Papers by Author: Tsuneaki Matsudaira

Abstract: The oxygen permeabilities of polycrystalline Yb₂Si₂O₇ wafers cut from sintered bodies to serve as models of environmental barrier coatings were determined at temperatures up to 1673 K under various oxygen potential gradients (dµ_O), produced by exposing the upper and lower surfaces of the wafer to atmospheres with different oxygen partial pressures (P_O2). Oxygen permeation proceeded via grain boundary (GB) diffusion of oxygen from the higher P_O2 surface to the lower P_O2 surface, concurrently with GB diffusion of ytterbium in the opposite direction. Mass transfer analysis allowed for a design guideline for selectively enhancing the structural stability of the ytterbium silicate layer with applying a dµ_O.
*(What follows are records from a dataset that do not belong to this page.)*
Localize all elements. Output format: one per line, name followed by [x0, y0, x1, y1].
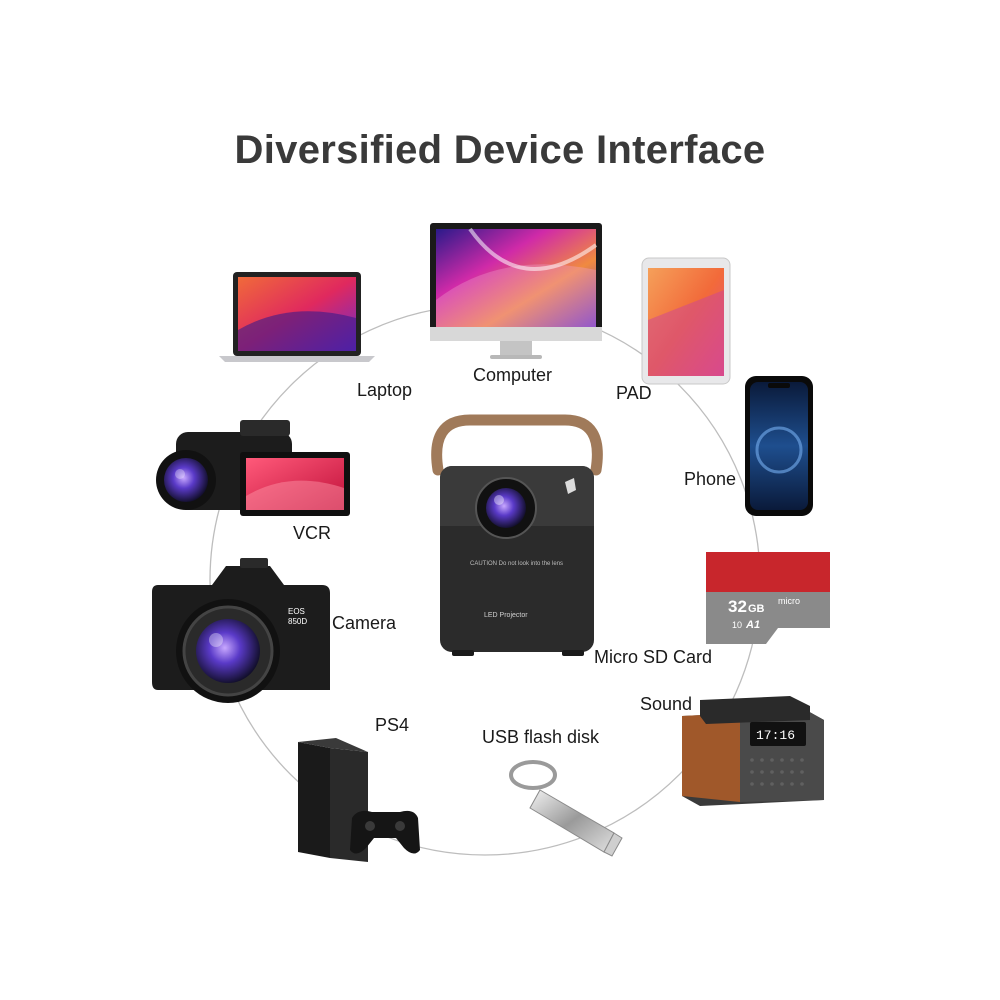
- sd-capacity: 32: [728, 597, 747, 616]
- device-label-ps4: PS4: [375, 715, 410, 735]
- computer-icon: [430, 223, 602, 359]
- micro-sd-card-icon: 32 GB micro 10 A1: [706, 552, 830, 644]
- projector-caution-text: CAUTION Do not look into the lens: [470, 561, 563, 567]
- page-title: Diversified Device Interface: [234, 128, 766, 172]
- laptop-icon: [219, 272, 375, 362]
- pad-icon: [641, 257, 731, 385]
- sd-grade: A1: [745, 619, 760, 631]
- device-label-micro-sd-card: Micro SD Card: [594, 647, 713, 667]
- device-label-laptop: Laptop: [357, 380, 413, 400]
- sd-brand: micro: [778, 596, 800, 606]
- device-label-pad: PAD: [616, 383, 652, 403]
- vcr-camcorder-icon: [156, 420, 350, 516]
- camera-model-line2: 850D: [288, 617, 307, 626]
- ps4-icon: [298, 738, 420, 862]
- usb-flash-disk-icon: [509, 760, 623, 857]
- sd-class: 10: [732, 620, 742, 630]
- device-label-computer: Computer: [473, 365, 553, 385]
- device-label-phone: Phone: [684, 469, 737, 489]
- device-label-vcr: VCR: [293, 523, 332, 543]
- projector-model-text: LED Projector: [484, 612, 528, 619]
- phone-icon: [745, 376, 813, 516]
- camera-icon: EOS 850D: [152, 558, 330, 703]
- clock-display: 17:16: [756, 728, 795, 743]
- camera-model-line1: EOS: [288, 607, 305, 616]
- device-label-usb-flash-disk: USB flash disk: [482, 727, 600, 747]
- sd-unit: GB: [748, 603, 765, 615]
- device-label-sound: Sound: [640, 694, 693, 714]
- projector-icon: CAUTION Do not look into the lens LED Pr…: [431, 414, 603, 656]
- device-label-camera: Camera: [332, 613, 397, 633]
- speaker-icon: 17:16: [682, 696, 824, 806]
Abstract: The oxygen permeability of polycrystalline α-alumina wafers, which served as model alumina scales formed on heat-resistant alloys, was evaluated at a temperature of 1873 K. Mass transfer along grain boundaries (GBs) in an alumina wafer exposed to a large oxygen potential gradient (dμ_O), where both oxygen and aluminum mutually diffuse along GBs, was analyzed using ¹⁸O₂ and SIMS. ¹⁸O was concentrated at GB ridges on the high oxygen partial pressure (P_O2(hi)) surface and along the GBs near the P_O2(hi) surface. ¹⁸O adsorbed on the surface diffused almost immediately to surface GBs, resulting in the formation of new alumina by reaction with aluminum diffusing outward along the GBs. Oxygen GB diffusion coefficients in the vicinity of the P_O2(hi) surface were determined from the ¹⁸O depth profile along each GB for the ¹⁸O map of the cross section of the exposed alumina wafer. The oxygen GB diffusion coefficients were comparable to the values calculated from the oxygen permeability constants assuming an electronic conductivity and were obviously lower than those of oxygen GB self-diffusion without an oxygen potential gradient.
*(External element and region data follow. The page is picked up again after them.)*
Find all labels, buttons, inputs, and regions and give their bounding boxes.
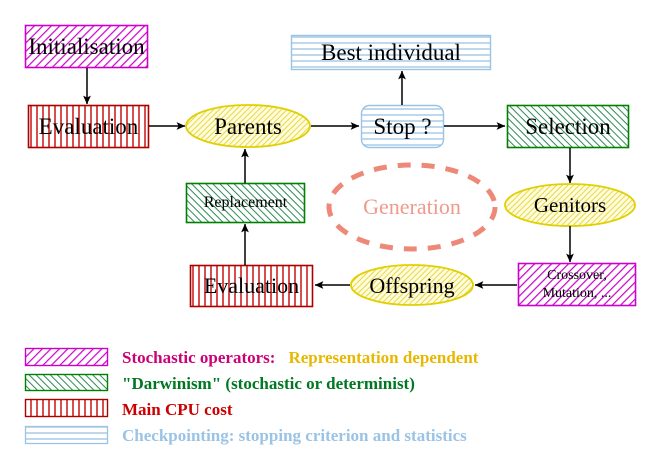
node-offspring-shape[interactable] [350, 264, 474, 306]
node-evaluation-bottom-shape[interactable] [189, 264, 314, 308]
legend-swatch-stochastic-operators [24, 347, 109, 367]
legend-label-main-cpu-cost: Main CPU cost [122, 399, 233, 419]
legend-label-darwinism: "Darwinism" (stochastic or determinist) [122, 373, 415, 393]
legend-label-checkpointing: Checkpointing: stopping criterion and st… [122, 425, 467, 445]
node-evaluation-top-shape[interactable] [27, 104, 150, 149]
node-genitors-shape[interactable] [504, 183, 636, 227]
legend-item-main-cpu-cost: Main CPU cost [122, 398, 232, 420]
node-stop-shape[interactable] [360, 104, 445, 149]
legend-item-checkpointing: Checkpointing: stopping criterion and st… [122, 424, 467, 446]
node-best-individual-shape[interactable] [290, 34, 492, 71]
legend-label-stochastic-operators: Stochastic operators: [122, 347, 276, 367]
node-selection-shape[interactable] [506, 104, 630, 149]
legend-swatch-darwinism [24, 373, 109, 392]
legend-swatch-checkpointing [24, 425, 109, 445]
legend-swatch-main-cpu-cost [24, 398, 109, 418]
node-parents-shape[interactable] [185, 104, 311, 148]
node-replacement-shape[interactable] [185, 182, 306, 224]
legend-label-representation-dependent: Representation dependent [288, 347, 479, 367]
node-generation-shape [326, 162, 498, 252]
node-initialisation-shape[interactable] [24, 24, 149, 69]
node-crossover-shape[interactable] [517, 262, 637, 307]
legend-item-darwinism: "Darwinism" (stochastic or determinist) [122, 372, 415, 394]
legend-item-stochastic-operators: Stochastic operators: Representation dep… [122, 346, 478, 368]
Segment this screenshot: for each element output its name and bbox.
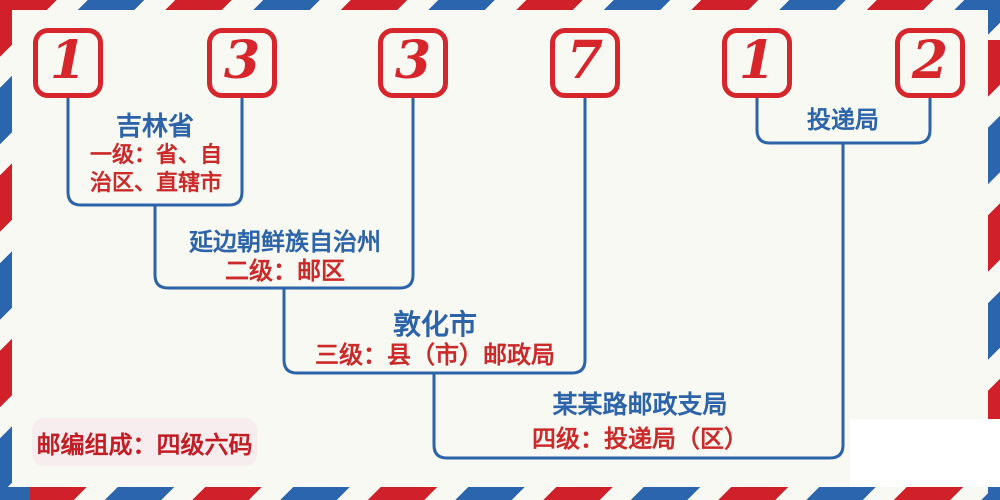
digit-box-3: 3: [378, 28, 448, 98]
level1-place-label: 吉林省: [115, 112, 195, 142]
airmail-border-top: [0, 0, 1000, 10]
level1-desc-line2: 治区、直辖市: [89, 170, 223, 196]
level2-desc-label: 二级：邮区: [225, 257, 345, 285]
level2-place-label: 延边朝鲜族自治州: [189, 228, 381, 256]
bracket-level4: [432, 141, 845, 460]
digit-6: 2: [911, 30, 949, 91]
level1-desc-line1: 一级：省、自: [89, 143, 223, 168]
bottom-right-white-patch: [850, 419, 1000, 487]
bracket-delivery-office: [755, 96, 932, 145]
digit-5: 1: [738, 30, 776, 91]
digit-box-2: 3: [207, 28, 277, 98]
level3-desc-label: 三级：县（市）邮政局: [315, 341, 555, 369]
digit-1: 1: [49, 30, 87, 91]
level3-place-label: 敦化市: [392, 308, 478, 341]
level1-desc-label: 一级：省、自 治区、直辖市: [90, 142, 222, 197]
digit-box-4: 7: [550, 28, 620, 98]
digit-box-6: 2: [895, 28, 965, 98]
postal-code-composition-badge: 邮编组成：四级六码: [32, 418, 257, 466]
level4-desc-label: 四级：投递局（区）: [532, 425, 748, 453]
airmail-border-bottom: [0, 487, 1000, 500]
airmail-border-right: [988, 0, 1000, 500]
digit-4: 7: [566, 30, 604, 91]
badge-text: 邮编组成：四级六码: [36, 430, 253, 459]
digit-box-1: 1: [33, 28, 103, 98]
digit-box-5: 1: [722, 28, 792, 98]
digit-2: 3: [223, 30, 261, 91]
delivery-office-label: 投递局: [807, 106, 879, 134]
level4-place-label: 某某路邮政支局: [552, 390, 728, 419]
airmail-border-left: [0, 0, 12, 500]
digit-3: 3: [394, 30, 432, 91]
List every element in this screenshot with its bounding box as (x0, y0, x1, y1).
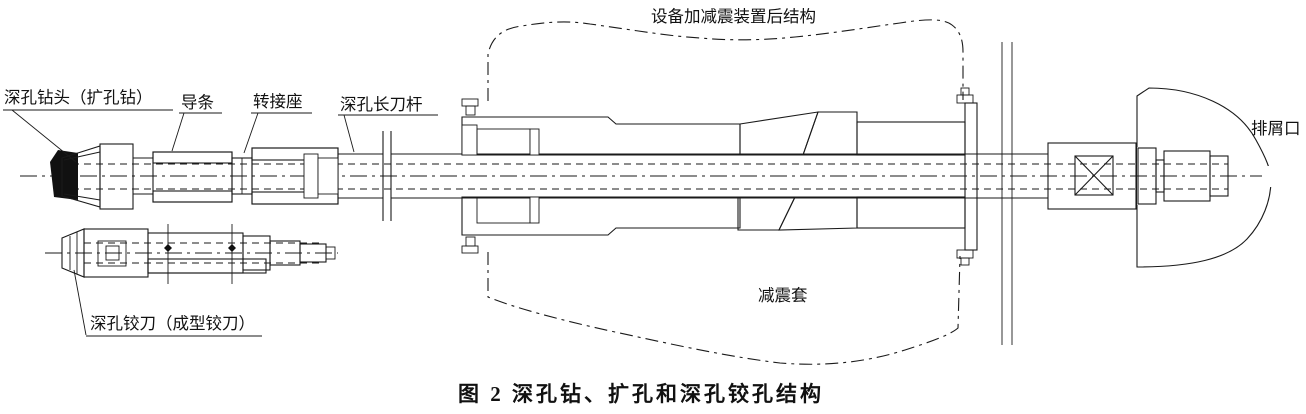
label-drill-head: 深孔钻头（扩孔钻） (4, 88, 153, 107)
bolt-bottom-right (956, 249, 974, 266)
reamer-assembly (45, 224, 338, 284)
crossed-square-symbol (1074, 155, 1114, 196)
view-boundary-bottom (487, 252, 961, 365)
wedge-gap-bottom (778, 196, 858, 231)
label-long-cutter-bar: 深孔长刀杆 (340, 95, 423, 114)
bolt-top-right (956, 87, 974, 104)
bolt-bottom-left (461, 236, 479, 254)
reamer-section-lines (164, 224, 236, 284)
inner-collar-bottom (476, 196, 531, 224)
leader-deep-hole-reamer (73, 269, 87, 336)
label-deep-hole-reamer: 深孔铰刀（成型铰刀） (90, 314, 255, 333)
inner-collar-top (476, 128, 531, 156)
cutter-bar-shaft (338, 131, 1048, 221)
wedge-gap-top (739, 111, 819, 156)
dome-connector (1137, 147, 1229, 205)
callouts: 深孔钻头（扩孔钻） 导条 转接座 深孔长刀杆 设备加减震装置后结构 减震套 排屑… (3, 7, 1301, 337)
guide-strip-section (152, 151, 233, 203)
leader-long-cutter-bar (343, 114, 355, 153)
bearing-box (1047, 142, 1137, 210)
damper-block-top-right (856, 121, 966, 156)
adapter-seat-section (251, 147, 339, 205)
bolt-top-left (461, 98, 479, 116)
figure-caption: 图 2 深孔钻、扩孔和深孔铰孔结构 (458, 382, 824, 406)
shaft-break-symbol (382, 131, 392, 221)
drill-head (50, 143, 153, 210)
axis-lines (20, 163, 1262, 190)
damper-sleeve-outer-top (461, 116, 741, 156)
long-break-lines (1001, 42, 1013, 345)
workpiece-dome (1136, 87, 1298, 268)
label-guide-strip: 导条 (181, 93, 214, 112)
label-chip-outlet: 排屑口 (1251, 119, 1301, 138)
label-damper-sleeve: 减震套 (758, 286, 808, 305)
leader-drill-head (11, 109, 77, 163)
label-damped-structure: 设备加减震装置后结构 (651, 7, 816, 26)
label-adapter-seat: 转接座 (253, 92, 303, 111)
damper-block-bottom-right (856, 196, 966, 229)
carbide-insert (50, 150, 78, 200)
rubber-element-top (802, 111, 858, 156)
leader-adapter-seat (243, 112, 259, 154)
damper-assembly (461, 87, 978, 266)
reamer-hatch-band (147, 258, 267, 274)
view-boundary-top (487, 19, 964, 101)
view-boundary (487, 19, 964, 365)
leader-guide-strip (171, 112, 185, 152)
damper-sleeve-outer-bottom (461, 196, 741, 236)
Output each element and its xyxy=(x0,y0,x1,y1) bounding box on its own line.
Abstract: The oxygen permeability of polycrystalline α-alumina wafers, which served as model alumina layers, under an oxygen potential gradient ΔP_O2 was evaluated at a temperature of 1873 K. When mutual grain boundary (GB) diffusion of oxygen and aluminum occurred in wafers subjected to a steep ΔP_O2, the oxygen and aluminum fluxes at the inflow side of the wafer were significantly smaller than those at the outflow side. It was noteworthy that Lu and Hf segregation at the GBs selectively reduced the mobility of oxygen and aluminum, respectively. It was found that a wafer with a bilayer structure, in which a Lu-doped layer was exposed to a low partial oxygen pressure (P_O2) and a Hf-doped layer was exposed to a high P_O2, exhibited excellent oxygen shielding properties at high temperatures.

Abstract: The transformation from metastable polymorphs to stable alpha-Al2O3 in the scale formed on a CoNiCrAlY alloy is accelerated under lower oxygen partial pressure (PO2), where both Al and Cr in the alloy are simultaneously oxidized, resulting in the formation of a dense and monolithic alpha-Al2O3 scale. Under higher PO2, where all components of the alloy are oxidized, the transformation is retarded and (Co,Ni)(Al,Cr)2O4 is also produced. The oxygen permeability in polycrystalline alpha-Al2O3 wafers exposed to steep oxygen potential gradients is evaluated at high temperatures to investigate the complicated mass-transfer phenomena through the scale formed on the alloy. The diffusion of Al and O species, which are responsible for the oxygen permeation along the grain boundaries of Al2O3, is dependent on the formation of an oxygen potential gradients. For Lu-doped Al2O3 polycrystals, it was found that Lu depressed the mobility of oxygen, but did not directly influence the migration of Al.